Thursday, February 08, 2007

"it's all due to the chickpeas"

So tonight, I was grading some papers and, sorry to say, despite the extremely riveting essays I was reading, my mind wandered a bit. I was reading all these summations of Calvin's view of baptism, all of which kept mentioning that baptism is initiation into the church. It suddenly occurred to me to wonder why it was that the Church of Christ so vociferously opposes this view of baptism. Given that the basic, broad theological concern of the Churches of Christ is ecclesiology (I mean, what are we supposed to be restoring in this Restoration Movement, anyway?) it seems like, systematically speaking, one would actually expect a theology of baptism that reflects this strong ecclesiological emphasis. And yet we repudiate it. So, I wondered, why is that?

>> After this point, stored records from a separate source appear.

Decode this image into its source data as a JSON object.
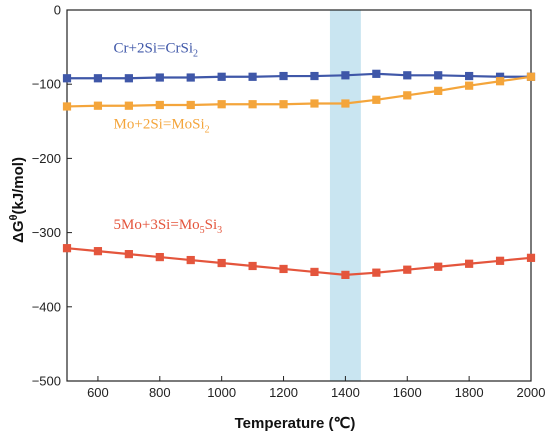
{
  "chart_data": {
    "type": "line",
    "title": "",
    "xlabel": "Temperature (℃)",
    "ylabel_main": "ΔG",
    "ylabel_sup": "θ",
    "ylabel_rest": "(kJ/mol)",
    "xlim": [
      500,
      2000
    ],
    "ylim": [
      -500,
      0
    ],
    "xticks": [
      600,
      800,
      1000,
      1200,
      1400,
      1600,
      1800,
      2000
    ],
    "yticks": [
      0,
      -100,
      -200,
      -300,
      -400,
      -500
    ],
    "highlight_band": {
      "x0": 1350,
      "x1": 1450,
      "color": "#bfe0ee"
    },
    "series": [
      {
        "label_parts": [
          {
            "t": "Cr+2Si=CrSi",
            "sub": false
          },
          {
            "t": "2",
            "sub": true
          }
        ],
        "label_anchor": [
          560,
          -57
        ],
        "color": "#3f57a8",
        "marker": "square",
        "x": [
          500,
          600,
          700,
          800,
          900,
          1000,
          1100,
          1200,
          1300,
          1400,
          1500,
          1600,
          1700,
          1800,
          1900,
          2000
        ],
        "y": [
          -92,
          -92,
          -92,
          -91,
          -91,
          -90,
          -90,
          -89,
          -89,
          -88,
          -86,
          -88,
          -88,
          -89,
          -90,
          -90
        ]
      },
      {
        "label_parts": [
          {
            "t": "Mo+2Si=MoSi",
            "sub": false
          },
          {
            "t": "2",
            "sub": true
          }
        ],
        "label_anchor": [
          560,
          -160
        ],
        "color": "#f4a53b",
        "marker": "square",
        "x": [
          500,
          600,
          700,
          800,
          900,
          1000,
          1100,
          1200,
          1300,
          1400,
          1500,
          1600,
          1700,
          1800,
          1900,
          2000
        ],
        "y": [
          -130,
          -129,
          -129,
          -128,
          -128,
          -127,
          -127,
          -127,
          -126,
          -126,
          -121,
          -115,
          -109,
          -102,
          -96,
          -90
        ]
      },
      {
        "label_parts": [
          {
            "t": "5Mo+3Si=Mo",
            "sub": false
          },
          {
            "t": "5",
            "sub": true
          },
          {
            "t": "Si",
            "sub": false
          },
          {
            "t": "3",
            "sub": true
          }
        ],
        "label_anchor": [
          560,
          -295
        ],
        "color": "#e4553c",
        "marker": "square",
        "x": [
          500,
          600,
          700,
          800,
          900,
          1000,
          1100,
          1200,
          1300,
          1400,
          1500,
          1600,
          1700,
          1800,
          1900,
          2000
        ],
        "y": [
          -321,
          -325,
          -329,
          -333,
          -337,
          -341,
          -345,
          -349,
          -353,
          -357,
          -354,
          -350,
          -346,
          -342,
          -338,
          -334
        ]
      }
    ]
  }
}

At first I couldn't think of any good reason, and so I tentatively concluded that our hermeneutics had once again triumphed over any systematic impulse in our theologizing...But a few hours later, after having gone to precept and returned to my ever-present though slowly dwindling stack of exam papers, I realized that it was probably that Alexander Campbell just really hated the Calvinist doctrine of election. Baptism is the means by which one is saved in the Churches of Christ because it is the means by which one knows one is saved.

1 comment:

TKP said...

You know, people keep on Googling you and finding the GASB. I think that's all sorts of fun. Say hi to Clare and the tooth for TKP.